Questo è il capitolo che chi visita l’Islanda per la prima volta tende a sottovalutare. L’assicurazione base (CDW) copre poco: le franchigie sono alte e alcuni danni tipici islandesi — graffi da ghiaia sulla carrozzeria (gravel protection), tempeste di sabbia e cenere vulcanica (sand & ash), danni sotto il veicolo — non sono inclusi nel pacchetto standard. Vale la pena valutare un’assicurazione kasko più completa, soprattutto se si guida in bassa stagione o fuori dalla Ring Road.

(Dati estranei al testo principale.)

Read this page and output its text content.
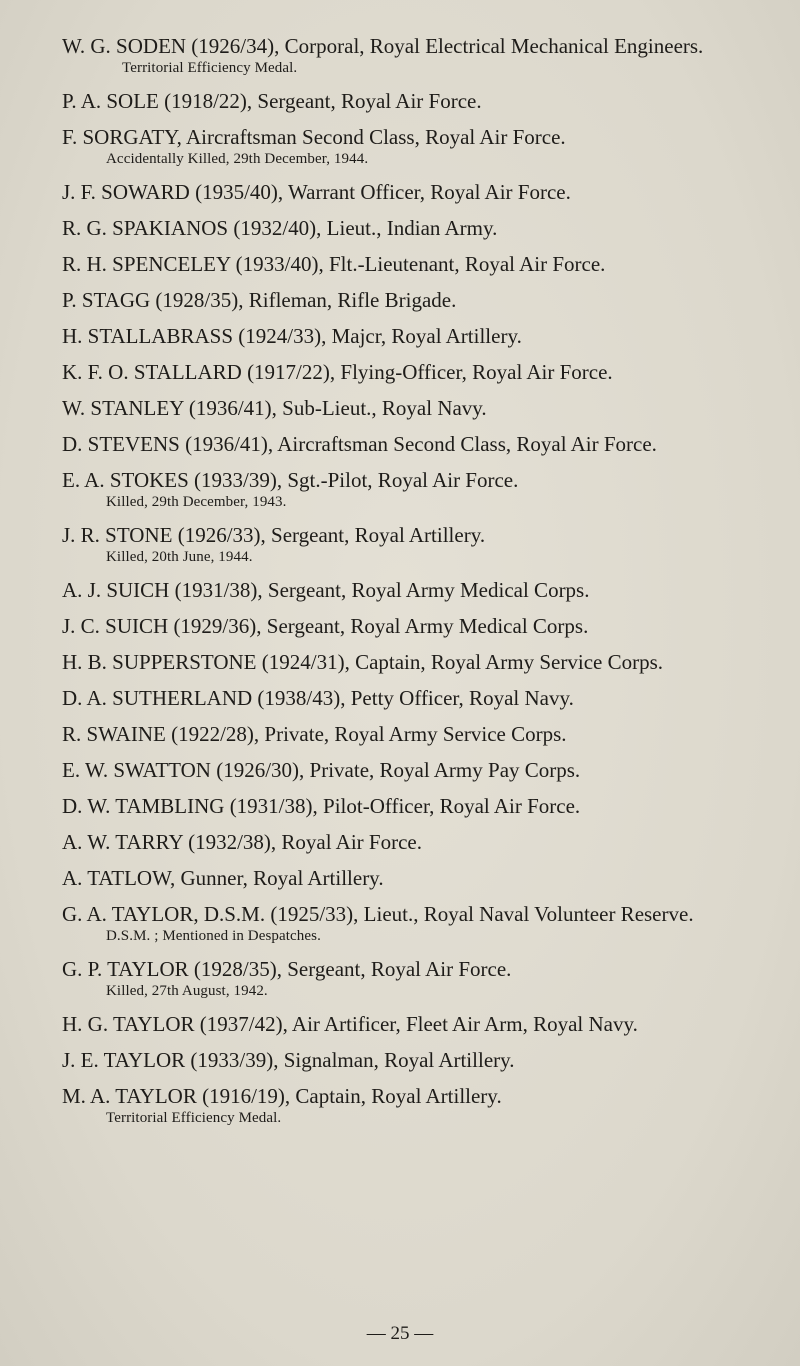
W. G. SODEN (1926/34), Corporal, Royal Electrical Mechanical Engineers.
Territorial Efficiency Medal.
P. A. SOLE (1918/22), Sergeant, Royal Air Force.
F. SORGATY, Aircraftsman Second Class, Royal Air Force.
Accidentally Killed, 29th December, 1944.
J. F. SOWARD (1935/40), Warrant Officer, Royal Air Force.
R. G. SPAKIANOS (1932/40), Lieut., Indian Army.
R. H. SPENCELEY (1933/40), Flt.-Lieutenant, Royal Air Force.
P. STAGG (1928/35), Rifleman, Rifle Brigade.
H. STALLABRASS (1924/33), Majcr, Royal Artillery.
K. F. O. STALLARD (1917/22), Flying-Officer, Royal Air Force.
W. STANLEY (1936/41), Sub-Lieut., Royal Navy.
D. STEVENS (1936/41), Aircraftsman Second Class, Royal Air Force.
E. A. STOKES (1933/39), Sgt.-Pilot, Royal Air Force.
Killed, 29th December, 1943.
J. R. STONE (1926/33), Sergeant, Royal Artillery.
Killed, 20th June, 1944.
A. J. SUICH (1931/38), Sergeant, Royal Army Medical Corps.
J. C. SUICH (1929/36), Sergeant, Royal Army Medical Corps.
H. B. SUPPERSTONE (1924/31), Captain, Royal Army Service Corps.
D. A. SUTHERLAND (1938/43), Petty Officer, Royal Navy.
R. SWAINE (1922/28), Private, Royal Army Service Corps.
E. W. SWATTON (1926/30), Private, Royal Army Pay Corps.
D. W. TAMBLING (1931/38), Pilot-Officer, Royal Air Force.
A. W. TARRY (1932/38), Royal Air Force.
A. TATLOW, Gunner, Royal Artillery.
G. A. TAYLOR, D.S.M. (1925/33), Lieut., Royal Naval Volunteer Reserve.
D.S.M. ; Mentioned in Despatches.
G. P. TAYLOR (1928/35), Sergeant, Royal Air Force.
Killed, 27th August, 1942.
H. G. TAYLOR (1937/42), Air Artificer, Fleet Air Arm, Royal Navy.
J. E. TAYLOR (1933/39), Signalman, Royal Artillery.
M. A. TAYLOR (1916/19), Captain, Royal Artillery.
Territorial Efficiency Medal.
— 25 —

La patente italiana (o di un qualsiasi Paese UE) è sufficiente, non serve la patente internazionale. L’età minima è generalmente di 20 anni, che salgono a 23 per i 4×4. Il carburante costa circa il doppio rispetto all’Italia: prevedere nel budget dai 250 ai 400 euro di benzina per un giro completo dell’isola è realistico, a seconda del tipo di veicolo e dell’itinerario.

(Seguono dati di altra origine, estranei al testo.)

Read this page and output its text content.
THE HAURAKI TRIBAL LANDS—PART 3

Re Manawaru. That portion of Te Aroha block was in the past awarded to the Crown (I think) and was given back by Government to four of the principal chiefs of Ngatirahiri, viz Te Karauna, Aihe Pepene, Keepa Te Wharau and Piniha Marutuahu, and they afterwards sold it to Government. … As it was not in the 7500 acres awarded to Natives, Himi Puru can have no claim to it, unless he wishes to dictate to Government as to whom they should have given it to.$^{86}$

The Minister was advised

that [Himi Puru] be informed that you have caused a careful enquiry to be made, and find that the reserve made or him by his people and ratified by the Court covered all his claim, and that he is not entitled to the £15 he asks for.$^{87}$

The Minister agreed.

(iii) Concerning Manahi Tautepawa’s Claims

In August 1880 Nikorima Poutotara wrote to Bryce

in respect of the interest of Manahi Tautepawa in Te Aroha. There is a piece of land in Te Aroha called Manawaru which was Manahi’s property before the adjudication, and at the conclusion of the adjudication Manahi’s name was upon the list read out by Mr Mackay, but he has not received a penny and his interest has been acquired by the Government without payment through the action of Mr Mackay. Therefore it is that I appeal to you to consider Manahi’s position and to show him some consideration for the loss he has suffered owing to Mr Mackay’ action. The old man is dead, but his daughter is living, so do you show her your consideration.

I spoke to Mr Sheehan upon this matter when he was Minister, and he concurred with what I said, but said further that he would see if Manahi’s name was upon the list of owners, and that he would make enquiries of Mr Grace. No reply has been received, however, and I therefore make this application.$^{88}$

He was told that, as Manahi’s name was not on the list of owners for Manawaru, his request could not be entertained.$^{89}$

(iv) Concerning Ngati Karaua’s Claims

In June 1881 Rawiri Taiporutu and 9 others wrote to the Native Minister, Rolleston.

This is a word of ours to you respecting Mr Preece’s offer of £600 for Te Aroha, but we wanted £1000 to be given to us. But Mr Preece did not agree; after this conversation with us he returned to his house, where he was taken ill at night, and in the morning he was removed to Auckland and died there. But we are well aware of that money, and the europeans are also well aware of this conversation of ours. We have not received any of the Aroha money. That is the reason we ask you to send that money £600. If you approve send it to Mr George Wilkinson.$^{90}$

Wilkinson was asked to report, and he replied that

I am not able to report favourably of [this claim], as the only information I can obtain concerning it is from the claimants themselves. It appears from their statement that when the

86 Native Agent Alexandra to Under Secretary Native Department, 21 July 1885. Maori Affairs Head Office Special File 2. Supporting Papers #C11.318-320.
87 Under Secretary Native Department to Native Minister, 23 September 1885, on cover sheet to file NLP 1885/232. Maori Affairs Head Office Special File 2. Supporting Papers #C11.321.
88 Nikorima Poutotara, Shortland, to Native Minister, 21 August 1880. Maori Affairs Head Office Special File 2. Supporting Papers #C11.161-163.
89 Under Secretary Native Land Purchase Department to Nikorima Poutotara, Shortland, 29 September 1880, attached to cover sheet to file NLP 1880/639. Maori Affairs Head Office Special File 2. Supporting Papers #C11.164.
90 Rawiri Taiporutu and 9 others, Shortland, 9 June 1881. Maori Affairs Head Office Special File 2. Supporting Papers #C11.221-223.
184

Sicurezza e condizioni stradali

L’ultima raccomandazione è forse la più importante: in Islanda il meteo cambia in poche ore e alcune strade possono chiudere senza preavviso, soprattutto tra ottobre e maggio. Prima di mettersi in viaggio, è buona abitudine consultare il sito ufficiale di Umferdin, che aggiorna in tempo reale le condizioni di tutte le strade islandesi, comprese le F-roads e i passi di montagna. Non è paranoia: è ciò che fanno gli islandesi stessi prima di uscire di casa.

Viaggiare in auto in Islanda significa accettare l’imprevedibilità del tempo e lasciare spazio nel programma per le soste non pianificate — un arcobaleno sopra una cascata, un gregge di pecore che attraversa la strada, una luce particolare su un campo di lava. Alla fine sono proprio queste a trasformare un itinerario in un ricordo che resta per anni.